Background: Critical hypoxia in this COVID-19 pandemic results in high mortality and economic loss worldwide. Initially, this disease’ pathophysiology was poorly understood and interpreted as a SARS (Severe Acute Respiratory Syndrome) pneumonia. The severe atypical lung CAT scan images alerted all countries, including the poorest, to purchase lacking sophisticated ventilators. However, up to 88% of the patients on ventilators lost their lives. It was suggested that COVID-19 could be similar to a High-Altitude Pulmonary Edema (HAPE). New observations and pathological findings are gradually clarifying the disease.

Methods: As high-altitude medicine and hypoxia physiology specialists working and living in the highlands for over 50 years, we perform a perspective analysis of hypoxic diseases treated at high altitudes and compare them to Covid-19. Oxygen transport physiology, SARS-Cov-2 characteristics, and its transmission, lung imaging in COVID-19, and HAPE, as well as the causes of clinical signs and symptoms, are discussed.
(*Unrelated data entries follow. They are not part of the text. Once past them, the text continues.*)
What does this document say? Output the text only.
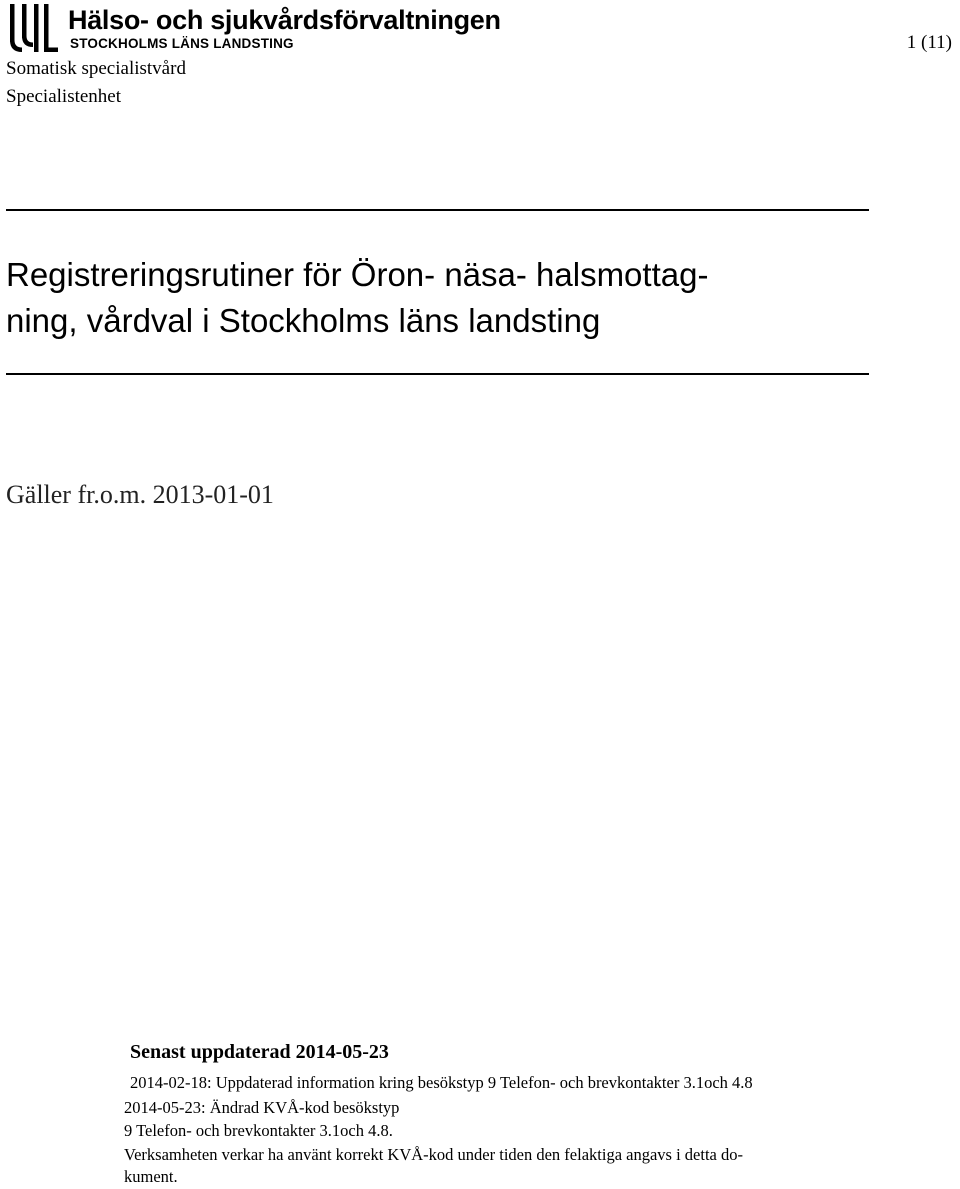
Hälso- och sjukvårdsförvaltningen
STOCKHOLMS LÄNS LANDSTING	1 (11)
Somatisk specialistvård
Specialistenhet
Registreringsrutiner för Öron- näsa- halsmottag-
ning, vårdval i Stockholms läns landsting
Gäller fr.o.m. 2013-01-01
Senast uppdaterad 2014-05-23
2014-02-18: Uppdaterad information kring besökstyp 9 Telefon- och brevkontakter 3.1och 4.8
2014-05-23: Ändrad KVÅ-kod besökstyp
9 Telefon- och brevkontakter 3.1och 4.8.
Verksamheten verkar ha använt korrekt KVÅ-kod under tiden den felaktiga angavs i detta do-
kument.
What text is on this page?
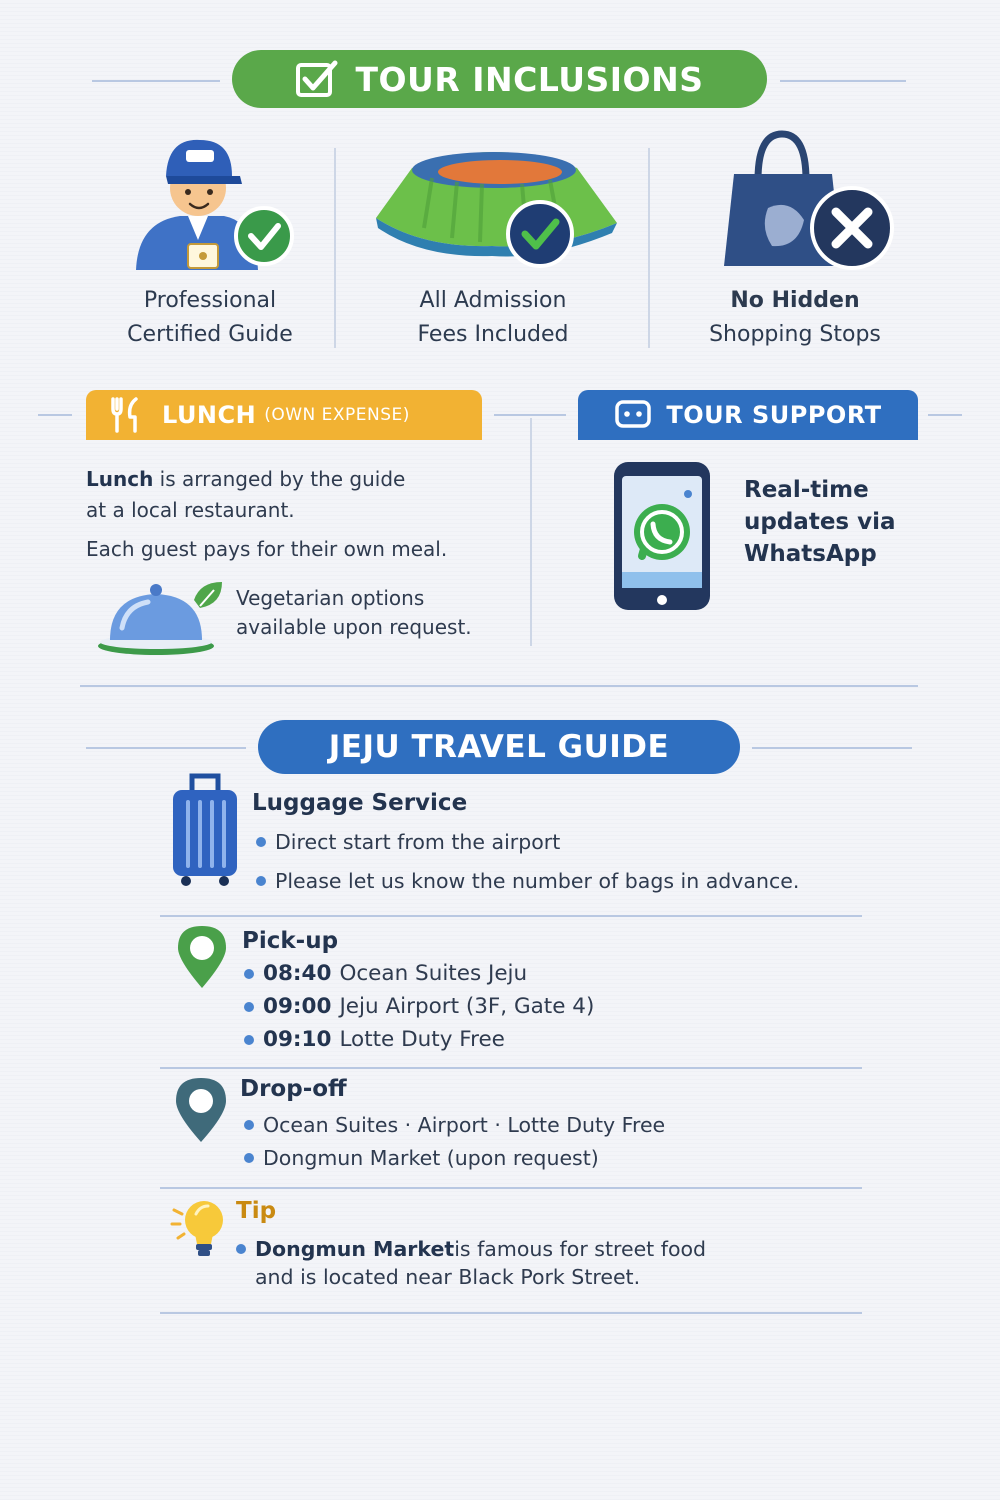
TOUR INCLUSIONS
Professional
Certified Guide
All Admission
Fees Included
No Hidden
Shopping Stops
LUNCH (OWN EXPENSE)
Lunch is arranged by the guide
at a local restaurant.
Each guest pays for their own meal.
Vegetarian options
available upon request.
TOUR SUPPORT
Real-time
updates via
WhatsApp
JEJU TRAVEL GUIDE
Luggage Service
Direct start from the airport
Please let us know the number of bags in advance.
Pick-up
08:40 Ocean Suites Jeju
09:00 Jeju Airport (3F, Gate 4)
09:10 Lotte Duty Free
Drop-off
Ocean Suites · Airport · Lotte Duty Free
Dongmun Market (upon request)
Tip
Dongmun Market is famous for street food
and is located near Black Pork Street.
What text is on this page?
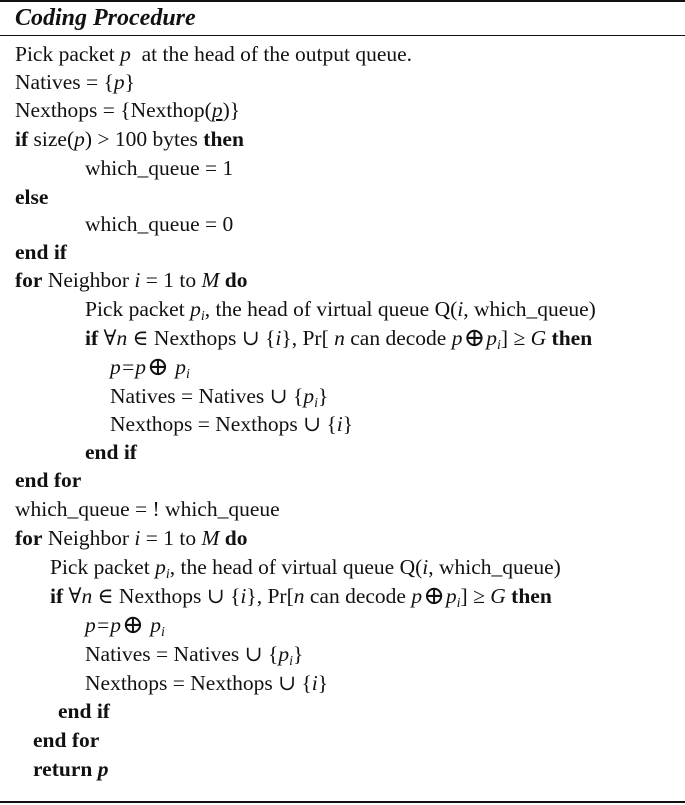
Coding Procedure
Pick packet p at the head of the output queue.
Natives = {p}
Nexthops = {Nexthop(p)}
if size(p) > 100 bytes then
which_queue = 1
else
which_queue = 0
end if
for Neighbor i = 1 to M do
Pick packet $p_i$, the head of virtual queue Q(i, which_queue)
if ∀n ∈ Nexthops ∪ {i}, Pr[ n can decode $p\oplus p_i] \ge G$ then
p=p⊕ $p_i$
Natives = Natives ∪ $\{p_i\}$
Nexthops = Nexthops ∪ {i}
end if
end for
which_queue = ! which_queue
for Neighbor i = 1 to M do
Pick packet $p_i$, the head of virtual queue Q(i, which_queue)
if ∀n ∈ Nexthops ∪ {i}, Pr[n can decode $p\oplus p_i] \ge G$ then
p=p⊕ $p_i$
Natives = Natives ∪ $\{p_i\}$
Nexthops = Nexthops ∪ {i}
end if
end for
return p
Results: High-altitude oxygen transport physiology has been systematically ignored. COVID-19 signs and symptoms indicate a progressive and irreversible failure in the oxygen transport system, secondary to pneumolysis produced by SARS-Cov-2’s alveolar-capillary membrane “attack”. HAPE’s pulmonary compromise is treatable and reversible. COVID-19 is associated with several diseases, with different individual outcomes, in different countries, and at different altitudes.

Conclusions: The pathophysiology of High-altitude illnesses can help explain COVID-19 pathophysiology, severity, and management. Early diagnosis and use of EPO, acetylsalicylic-acid, and other anti-inflammatories, oxygen therapy, antitussives, antibiotics, and the use of Earth open-circuit- astronaut-resembling suits to return to daily activities, should all be considered. Ventilator use can be counterproductive. Immunity development is the only feasible long-term survival tool.

Keywords: HAPE, tolerance to hypoxia, SARS-Cov-2, Polyerythrocythemia, EPO, coronavirus suit.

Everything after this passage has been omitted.